グループ名の語感から、ジャガ・ジャジストのことを勝手にヒップホップ系の人たちだと思っておりました。全然違いましたね。語感はあてにならないものです。ただ、この作品などはジャケットがまたちょっとヒップホップ系に見えないこともありません。

 可愛らしいさくらんぼですけれども、これは4枚組のカードとなっており、他の3枚はブドウやベル、プラム(?)のイラストがかかれており、けっきょくこれはスロットマシンの絵柄なのでした。少しひねったコンセプトでジャガ・ジャジストの曲者ぶりが表われています。

 本作品はノルウェーのエクスペリメンタル・ジャズ・バンド、ジャガ・ジャジストの5枚目のスタジオ・アルバム「ワン・アームド・バンディット」です。発表は2010年で、その前年には初来日を果たし、本作品発表後にはフジロックフェスにも出演しています。

 ジャガ・ジャジストの中心はラーシュ、マーティン、リーネのホーントヴェット兄弟です。彼らの作り出すサウンドは、従来型のジャズにとどまらず、ロックやエレクトロニカなどさまざまな音楽をミックスしたものです。エクスペリメンタル・ジャズ・バンドと呼ばれる所以です。

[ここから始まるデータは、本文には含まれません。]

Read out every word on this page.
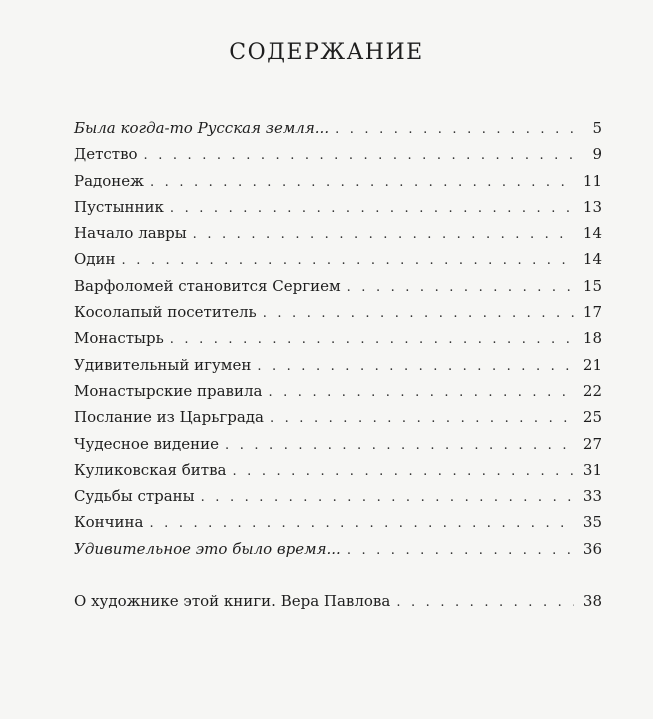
СОДЕРЖАНИЕ
Была когда-то Русская земля... . . .	5
Детство . . .	9
Радонеж . . .	11
Пустынник . . .	13
Начало лавры . . .	14
Один . . .	14
Варфоломей становится Сергием . . .	15
Косолапый посетитель . . .	17
Монастырь . . .	18
Удивительный игумен . . .	21
Монастырские правила . . .	22
Послание из Царьграда . . .	25
Чудесное видение . . .	27
Куликовская битва . . .	31
Судьбы страны . . .	33
Кончина . . .	35
Удивительное это было время... . . .	36
О художнике этой книги. Вера Павлова . . .	38
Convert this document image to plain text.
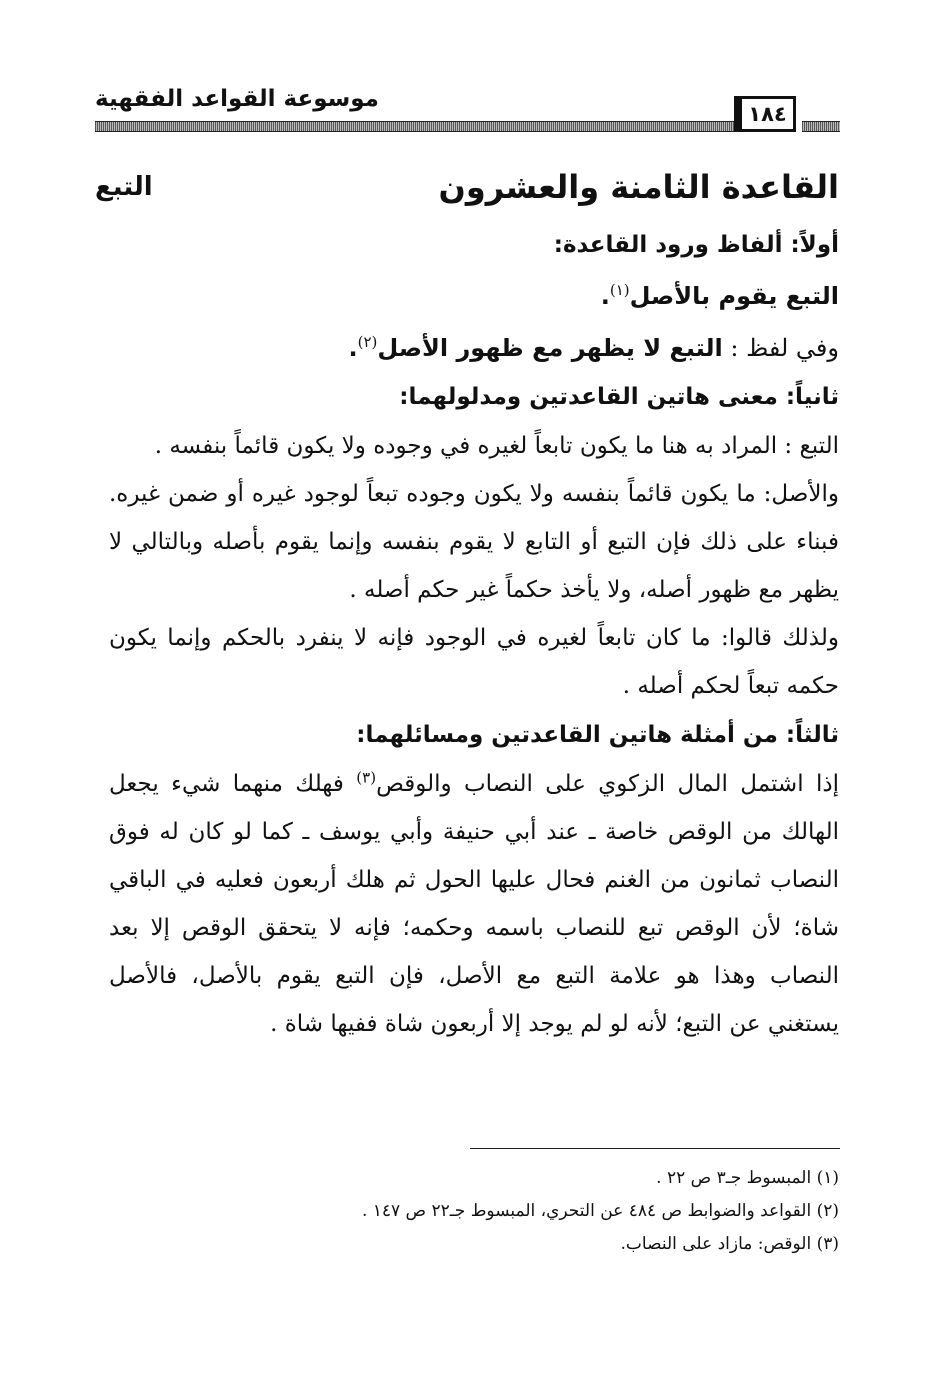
موسوعة القواعد الفقهية
١٨٤
القاعدة الثامنة والعشرون
التبع
أولاً: ألفاظ ورود القاعدة:

التبع يقوم بالأصل$^{(١)}$.

وفي لفظ : التبع لا يظهر مع ظهور الأصل$^{(٢)}$.

ثانياً: معنى هاتين القاعدتين ومدلولهما:

التبع : المراد به هنا ما يكون تابعاً لغيره في وجوده ولا يكون قائماً بنفسه .

والأصل: ما يكون قائماً بنفسه ولا يكون وجوده تبعاً لوجود غيره أو ضمن غيره. فبناء على ذلك فإن التبع أو التابع لا يقوم بنفسه وإنما يقوم بأصله وبالتالي لا يظهر مع ظهور أصله، ولا يأخذ حكماً غير حكم أصله .

ولذلك قالوا: ما كان تابعاً لغيره في الوجود فإنه لا ينفرد بالحكم وإنما يكون حكمه تبعاً لحكم أصله .

ثالثاً: من أمثلة هاتين القاعدتين ومسائلهما:

إذا اشتمل المال الزكوي على النصاب والوقص$^{(٣)}$ فهلك منهما شيء يجعل الهالك من الوقص خاصة ـ عند أبي حنيفة وأبي يوسف ـ كما لو كان له فوق النصاب ثمانون من الغنم فحال عليها الحول ثم هلك أربعون فعليه في الباقي شاة؛ لأن الوقص تبع للنصاب باسمه وحكمه؛ فإنه لا يتحقق الوقص إلا بعد النصاب وهذا هو علامة التبع مع الأصل، فإن التبع يقوم بالأصل، فالأصل يستغني عن التبع؛ لأنه لو لم يوجد إلا أربعون شاة ففيها شاة .

(١) المبسوط جـ٣ ص ٢٢ .

(٢) القواعد والضوابط ص ٤٨٤ عن التحري، المبسوط جـ٢٢ ص ١٤٧ .

(٣) الوقص: مازاد على النصاب.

 ウィキペディア先生はジャガ・ジャジストの所属するジャンルを「ジャズトロニカ、アシッド・ジャズ、フュージョン、アヴァンギャルド・ジャズ、エクスペリメンタル・ロック、ポストロック」と表現しており、もはやどこに分類して良いやら分からなくなってしまいます。

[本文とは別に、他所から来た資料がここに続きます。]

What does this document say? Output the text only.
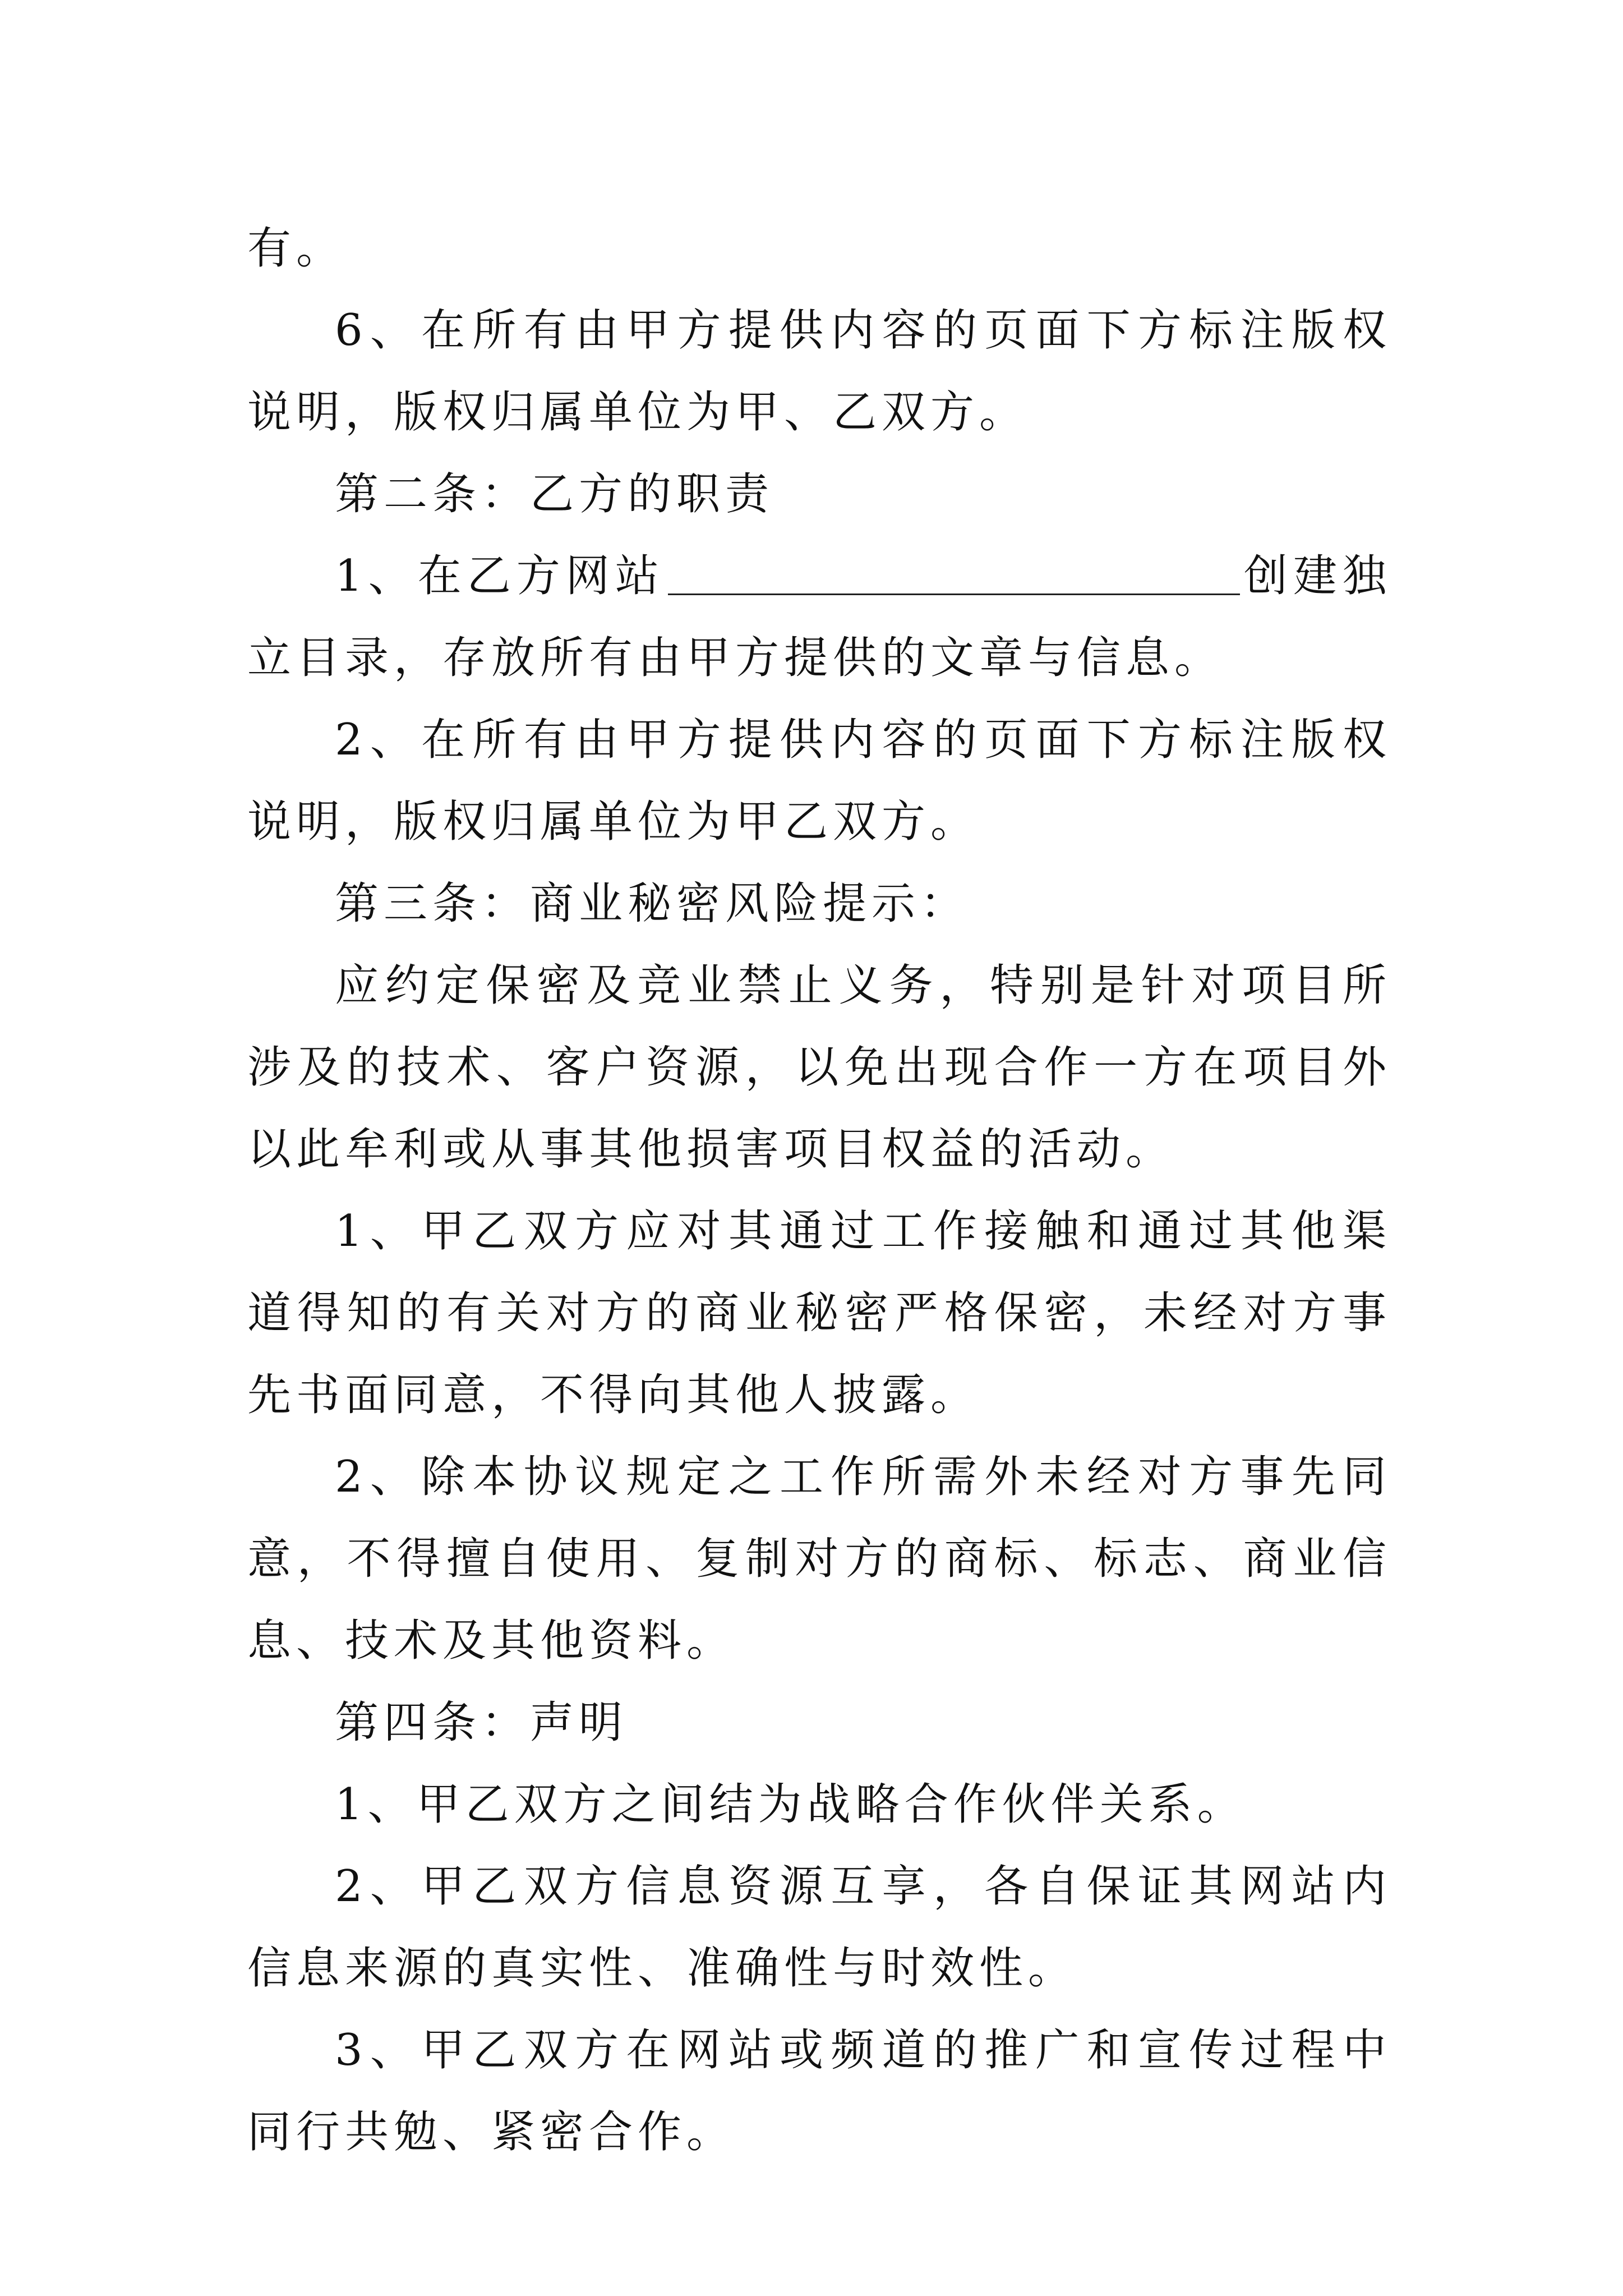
有。

6、在所有由甲方提供内容的页面下方标注版权说明，版权归属单位为甲、乙双方。

第二条：乙方的职责

1、在乙方网站	创建独立目录，存放所有由甲方提供的文章与信息。

2、在所有由甲方提供内容的页面下方标注版权说明，版权归属单位为甲乙双方。

第三条：商业秘密风险提示：

应约定保密及竞业禁止义务，特别是针对项目所涉及的技术、客户资源，以免出现合作一方在项目外以此牟利或从事其他损害项目权益的活动。

1、甲乙双方应对其通过工作接触和通过其他渠道得知的有关对方的商业秘密严格保密，未经对方事先书面同意，不得向其他人披露。

2、除本协议规定之工作所需外未经对方事先同意，不得擅自使用、复制对方的商标、标志、商业信息、技术及其他资料。

第四条：声明

1、甲乙双方之间结为战略合作伙伴关系。

2、甲乙双方信息资源互享，各自保证其网站内信息来源的真实性、准确性与时效性。

3、甲乙双方在网站或频道的推广和宣传过程中同行共勉、紧密合作。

 彼らのサウンドはジャンル分けするならば「北欧」が一番しっくりきます。ECMレーベルなどから発表される北欧のアーティストはヨーロッパ・フリー・ミュージックの流れから、米国の「ジャズ」とは異なるテイストの「ジャズ」を育んでおり、彼らもそこに収めるとおさまりがよい。

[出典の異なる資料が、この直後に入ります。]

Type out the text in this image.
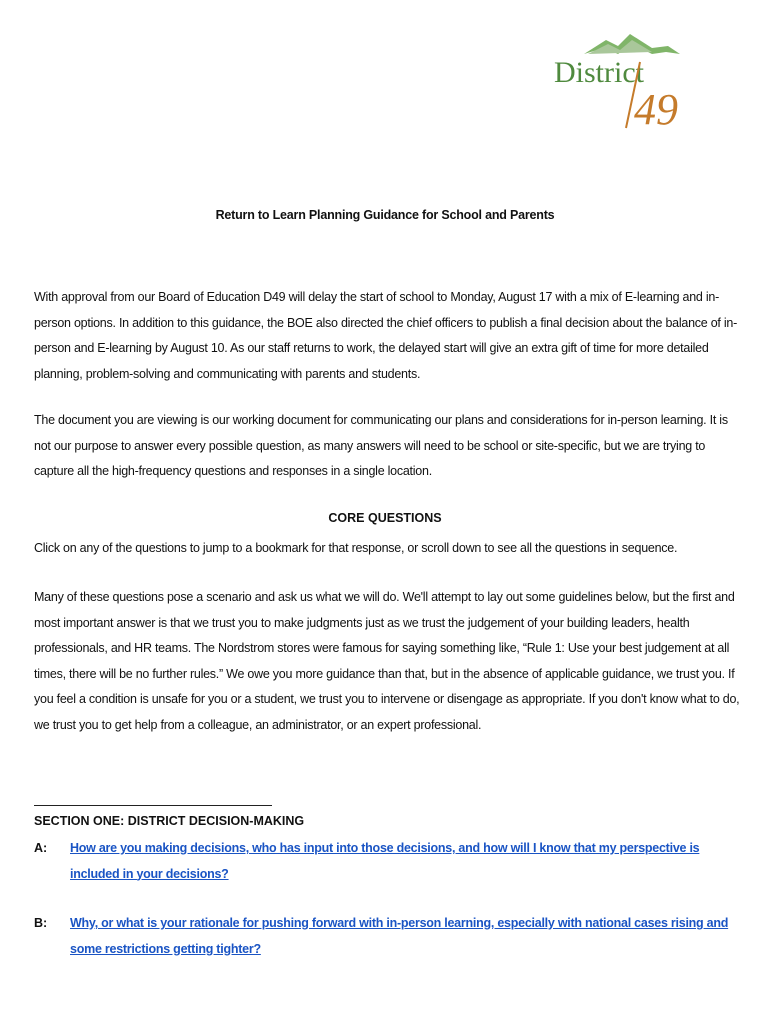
District
49
Return to Learn Planning Guidance for School and Parents

With approval from our Board of Education D49 will delay the start of school to Monday, August 17 with a mix of E-learning and in-person options. In addition to this guidance, the BOE also directed the chief officers to publish a final decision about the balance of in-person and E-learning by August 10. As our staff returns to work, the delayed start will give an extra gift of time for more detailed planning, problem-solving and communicating with parents and students.

The document you are viewing is our working document for communicating our plans and considerations for in-person learning. It is not our purpose to answer every possible question, as many answers will need to be school or site-specific, but we are trying to capture all the high-frequency questions and responses in a single location.

CORE QUESTIONS
Click on any of the questions to jump to a bookmark for that response, or scroll down to see all the questions in sequence.

Many of these questions pose a scenario and ask us what we will do. We'll attempt to lay out some guidelines below, but the first and most important answer is that we trust you to make judgments just as we trust the judgement of your building leaders, health professionals, and HR teams. The Nordstrom stores were famous for saying something like, “Rule 1: Use your best judgement at all times, there will be no further rules.” We owe you more guidance than that, but in the absence of applicable guidance, we trust you. If you feel a condition is unsafe for you or a student, we trust you to intervene or disengage as appropriate. If you don't know what to do, we trust you to get help from a colleague, an administrator, or an expert professional.

SECTION ONE: DISTRICT DECISION-MAKING
A: How are you making decisions, who has input into those decisions, and how will I know that my perspective is included in your decisions?
B: Why, or what is your rationale for pushing forward with in-person learning, especially with national cases rising and some restrictions getting tighter?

 本作品はニンジャ・チューンからの2枚目になります。ラーシュは少しふざけながらではあるものの、本作品を「ワーグナー・ミーツ・フェラ・クティ!」と評しています。実際、ラーシュはある晩フェラ・クティを聴いている時にタイトル・トラックを思いついたのだそうです。

 もともとこの作品では予め全てを書いておこうと決めていたラーシュは、この時にすべてが腑に落ちたそうで、結果として本作品は「ポリリズムによるドラッグで混乱したワルキューレの騎行」のような作品になったということです。「ワーグナー・ミーツ・フェラ・クティ!」ですね。

 ラーシュはさらに本作品を「ザッパ的で、よりユーモラスなプログレッシブ・ロック」とも評しています。こちらの方がぴんと来ますかね。端正なインストゥルメンタル曲は確かにプログレ含有率が高いです。ポリリズムもワーグナーもプログレと親和性は高いですし。

 彼らは本作品を初期からのプロデューサー、ヨルゲン・トレーンのところに持ち込みますが、ヨルゲンは耳鳴りを訴えたために、ミックス作業はシカゴにて音響派トータスのジョン・マッケンタイアが行っています。ジャガ・ジャジストの世界的名声を知らしめる出来事です。

 本作品もノルウェーのアルバム・チャートではトップ10入りしていますし、日本でもオリコン・チャート入りを果たしています。ニンジャ・チューンらしく、クラブ系サウンドを愛好する人々により訴えかけるサウンドです。端正ながら熱い演奏はなかなか素晴らしいです。